Brent crude has averaged about $64 per barrel in 2019, a relatively low oil price backdrop for the initial public offering (IPO) of Saudi Aramco. That makes the success of the share sale all the more significant.
If we take a few steps back to when the prospectus was being prepared, an independent third-party audit of Saudi Arabia’s oil reserves revealed that the Kingdom’s proven low-cost conventional oil reserves were far more valuable than other reserves globally. It also showed that Aramco’s profits of $111 billion were more than the net profits of the top five oil companies combined, and also higher than Apple’s profit in 2018.
Impressive stuff, but not, it seems, for some industry analysts who were skeptical about the Kingdom’s national oil company justified a $2 trillion valuation.

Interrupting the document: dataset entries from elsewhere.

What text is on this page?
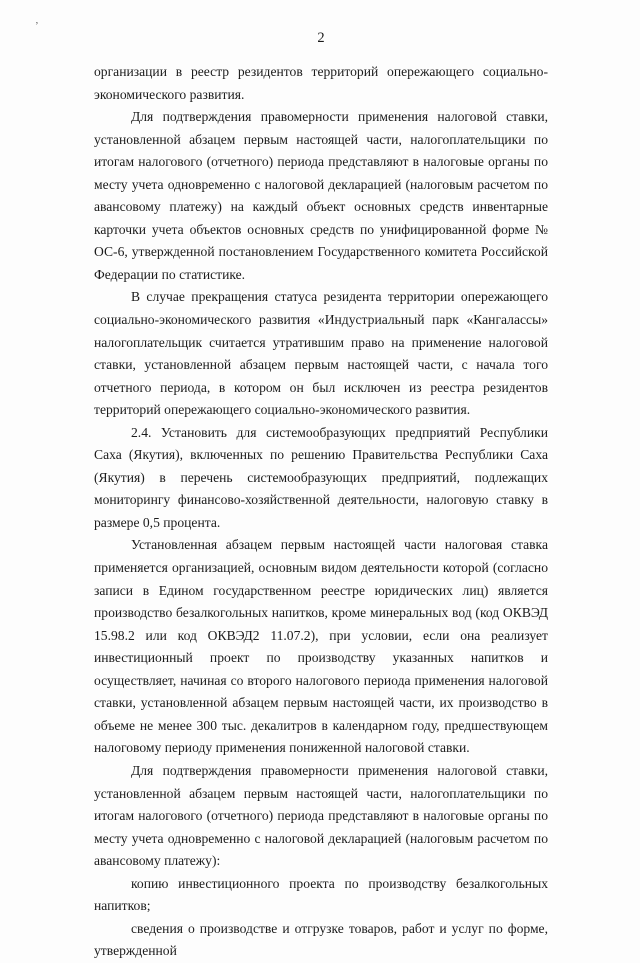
ʼ
2

организации в реестр резидентов территорий опережающего социально-экономического развития.

Для подтверждения правомерности применения налоговой ставки, установленной абзацем первым настоящей части, налогоплательщики по итогам налогового (отчетного) периода представляют в налоговые органы по месту учета одновременно с налоговой декларацией (налоговым расчетом по авансовому платежу) на каждый объект основных средств инвентарные карточки учета объектов основных средств по унифицированной форме № ОС-6, утвержденной постановлением Государственного комитета Российской Федерации по статистике.

В случае прекращения статуса резидента территории опережающего социально-экономического развития «Индустриальный парк «Кангалассы» налогоплательщик считается утратившим право на применение налоговой ставки, установленной абзацем первым настоящей части, с начала того отчетного периода, в котором он был исключен из реестра резидентов территорий опережающего социально-экономического развития.

2.4. Установить для системообразующих предприятий Республики Саха (Якутия), включенных по решению Правительства Республики Саха (Якутия) в перечень системообразующих предприятий, подлежащих мониторингу финансово-хозяйственной деятельности, налоговую ставку в размере 0,5 процента.

Установленная абзацем первым настоящей части налоговая ставка применяется организацией, основным видом деятельности которой (согласно записи в Едином государственном реестре юридических лиц) является производство безалкогольных напитков, кроме минеральных вод (код ОКВЭД 15.98.2 или код ОКВЭД2 11.07.2), при условии, если она реализует инвестиционный проект по производству указанных напитков и осуществляет, начиная со второго налогового периода применения налоговой ставки, установленной абзацем первым настоящей части, их производство в объеме не менее 300 тыс. декалитров в календарном году, предшествующем налоговому периоду применения пониженной налоговой ставки.

Для подтверждения правомерности применения налоговой ставки, установленной абзацем первым настоящей части, налогоплательщики по итогам налогового (отчетного) периода представляют в налоговые органы по месту учета одновременно с налоговой декларацией (налоговым расчетом по авансовому платежу):

копию инвестиционного проекта по производству безалкогольных напитков;

сведения о производстве и отгрузке товаров, работ и услуг по форме, утвержденной
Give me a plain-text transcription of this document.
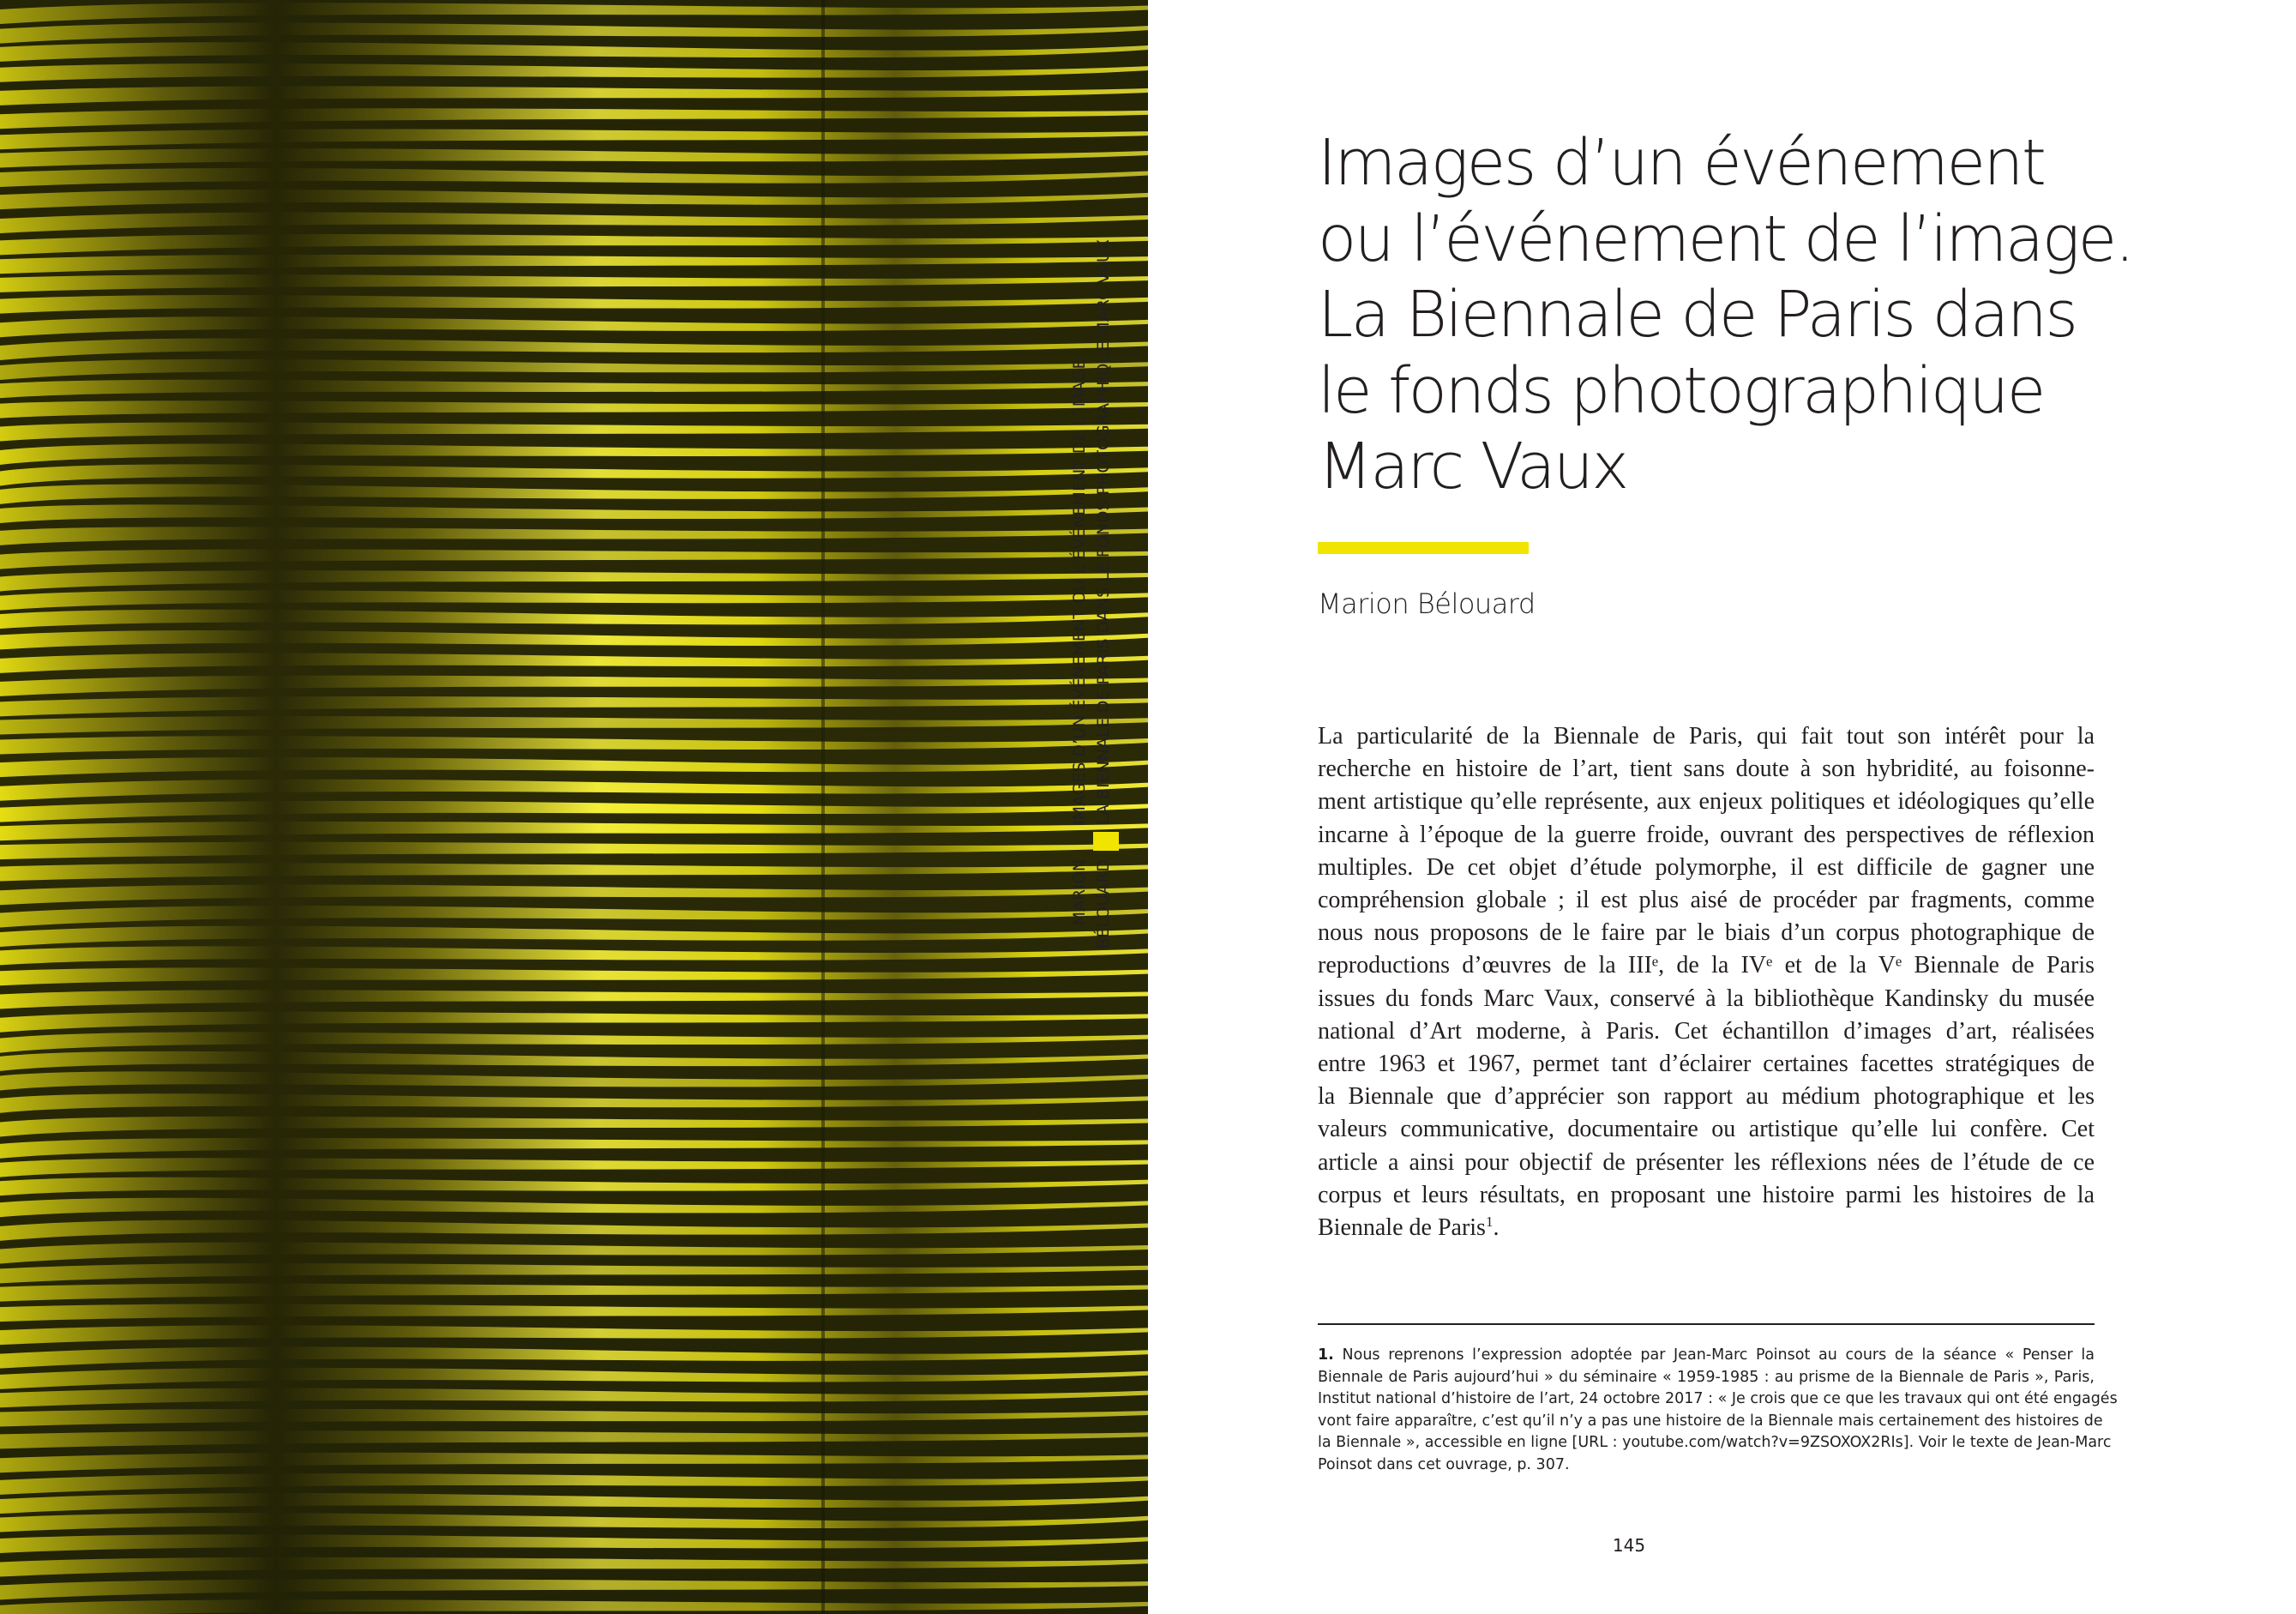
Images d’un événement
ou l’événement de l’image.
La Biennale de Paris dans
le fonds photographique
Marc Vaux

Marion Bélouard

La particularité de la Biennale de Paris, qui fait tout son intérêt pour la
recherche en histoire de l’art, tient sans doute à son hybridité, au foisonne-
ment artistique qu’elle représente, aux enjeux politiques et idéologiques qu’elle
incarne à l’époque de la guerre froide, ouvrant des perspectives de réflexion
multiples. De cet objet d’étude polymorphe, il est difficile de gagner une
compréhension globale ; il est plus aisé de procéder par fragments, comme
nous nous proposons de le faire par le biais d’un corpus photographique de
reproductions d’œuvres de la IIIᵉ, de la IVᵉ et de la Vᵉ Biennale de Paris
issues du fonds Marc Vaux, conservé à la bibliothèque Kandinsky du musée
national d’Art moderne, à Paris. Cet échantillon d’images d’art, réalisées
entre 1963 et 1967, permet tant d’éclairer certaines facettes stratégiques de
la Biennale que d’apprécier son rapport au médium photographique et les
valeurs communicative, documentaire ou artistique qu’elle lui confère. Cet
article a ainsi pour objectif de présenter les réflexions nées de l’étude de ce
corpus et leurs résultats, en proposant une histoire parmi les histoires de la
Biennale de Paris$^1$.
1. Nous reprenons l’expression adoptée par Jean-Marc Poinsot au cours de la séance « Penser la
Biennale de Paris aujourd’hui » du séminaire « 1959-1985 : au prisme de la Biennale de Paris », Paris,
Institut national d’histoire de l’art, 24 octobre 2017 : « Je crois que ce que les travaux qui ont été engagés
vont faire apparaître, c’est qu’il n’y a pas une histoire de la Biennale mais certainement des histoires de
la Biennale », accessible en ligne [URL : youtube.com/watch?v=9ZSOXOX2RIs]. Voir le texte de Jean-Marc
Poinsot dans cet ouvrage, p. 307.
145
MARION BÉLOUARD
IMAGES D’UN ÉVÉNEMENT OU L’ÉVÉNEMENT DE L’IMAGE. LA BIENNALE DE PARIS DANS LE FONDS PHOTOGRAPHIQUE MARC VAUX
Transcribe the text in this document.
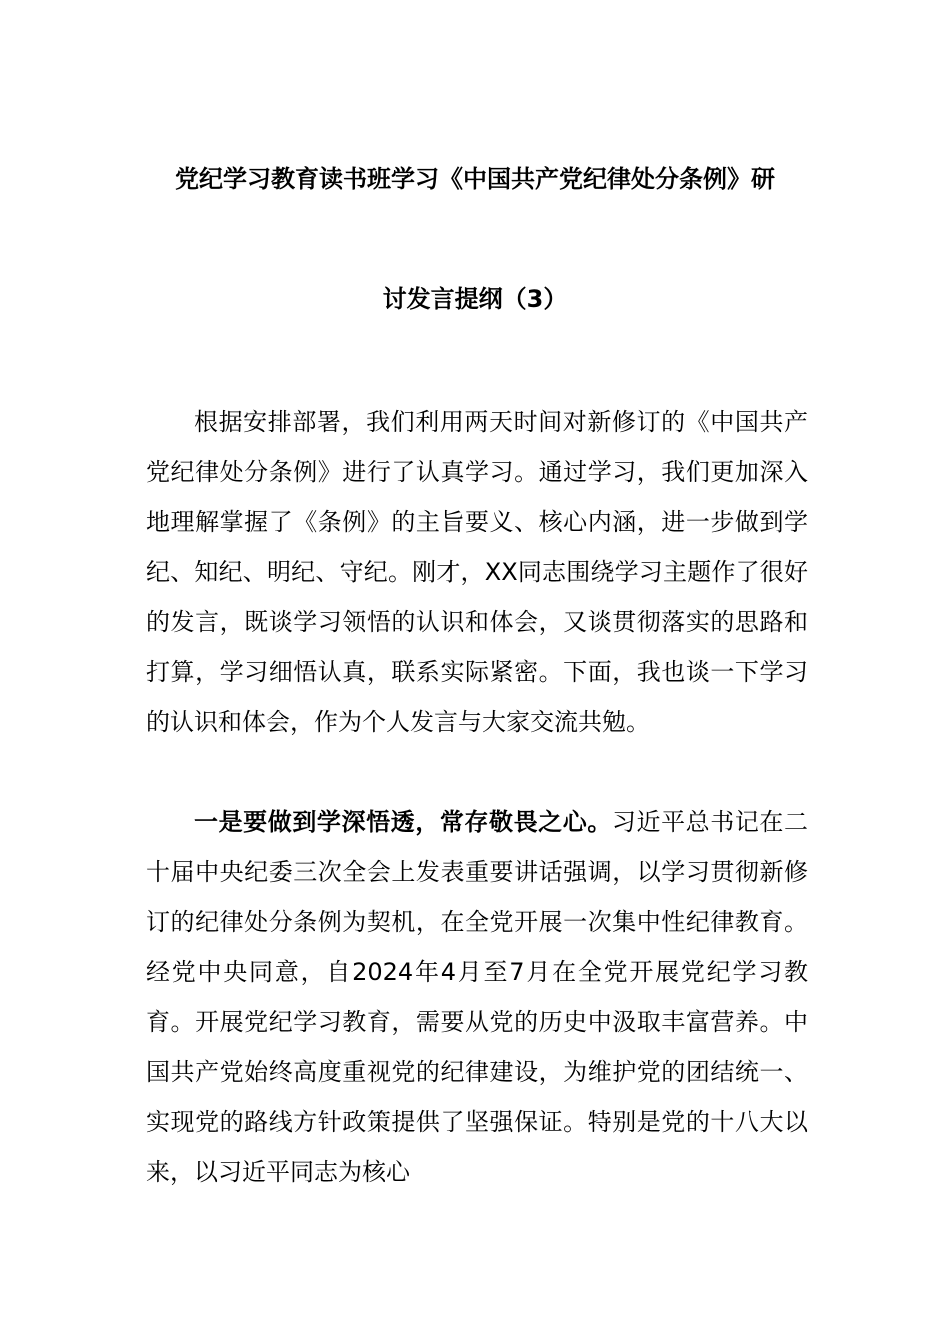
党纪学习教育读书班学习《中国共产党纪律处分条例》研
讨发言提纲（3）

根据安排部署，我们利用两天时间对新修订的《中国共产党纪律处分条例》进行了认真学习。通过学习，我们更加深入地理解掌握了《条例》的主旨要义、核心内涵，进一步做到学纪、知纪、明纪、守纪。刚才，XX同志围绕学习主题作了很好的发言，既谈学习领悟的认识和体会，又谈贯彻落实的思路和打算，学习细悟认真，联系实际紧密。下面，我也谈一下学习的认识和体会，作为个人发言与大家交流共勉。

一是要做到学深悟透，常存敬畏之心。习近平总书记在二十届中央纪委三次全会上发表重要讲话强调，以学习贯彻新修订的纪律处分条例为契机，在全党开展一次集中性纪律教育。经党中央同意，自2024年4月至7月在全党开展党纪学习教育。开展党纪学习教育，需要从党的历史中汲取丰富营养。中国共产党始终高度重视党的纪律建设，为维护党的团结统一、实现党的路线方针政策提供了坚强保证。特别是党的十八大以来，以习近平同志为核心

The mid-September attacks on Saudi Aramco gigantic oil facility in Abqaiq were seized on to show, incorrectly as it turned out, that the country’s oil infrastructure was fragile.
It felt like there was an agenda at work that was attempting to portray a country failing in its attempts to reform. Despite such skepticism, there was little surprise for us that Saudi Aramco reached its $2 trillion market capitalization in only its second day of trading on Tadawul. The proof was in the pudding and the naysayers were proved wrong.
Saudi Vision 2030 is designed to be implemented in a low oil price environment. It is about ensuring that the Kingdom’s economy does not continue to be oil dependent and at the mercy of market fluctuations.
Look beyond the determinedly negative narrative and you will see that Saudi Aramco is the world’s largest state oil company, with export infrastructure and refining capability to match. It’s not just a about a fuel source either. The Kingdom’s hydrocarbons have an extremely valuable future in petrochemicals.
That is why millions of Saudi citizens bought into the share sale, fulfilling a vision that was 90 years old.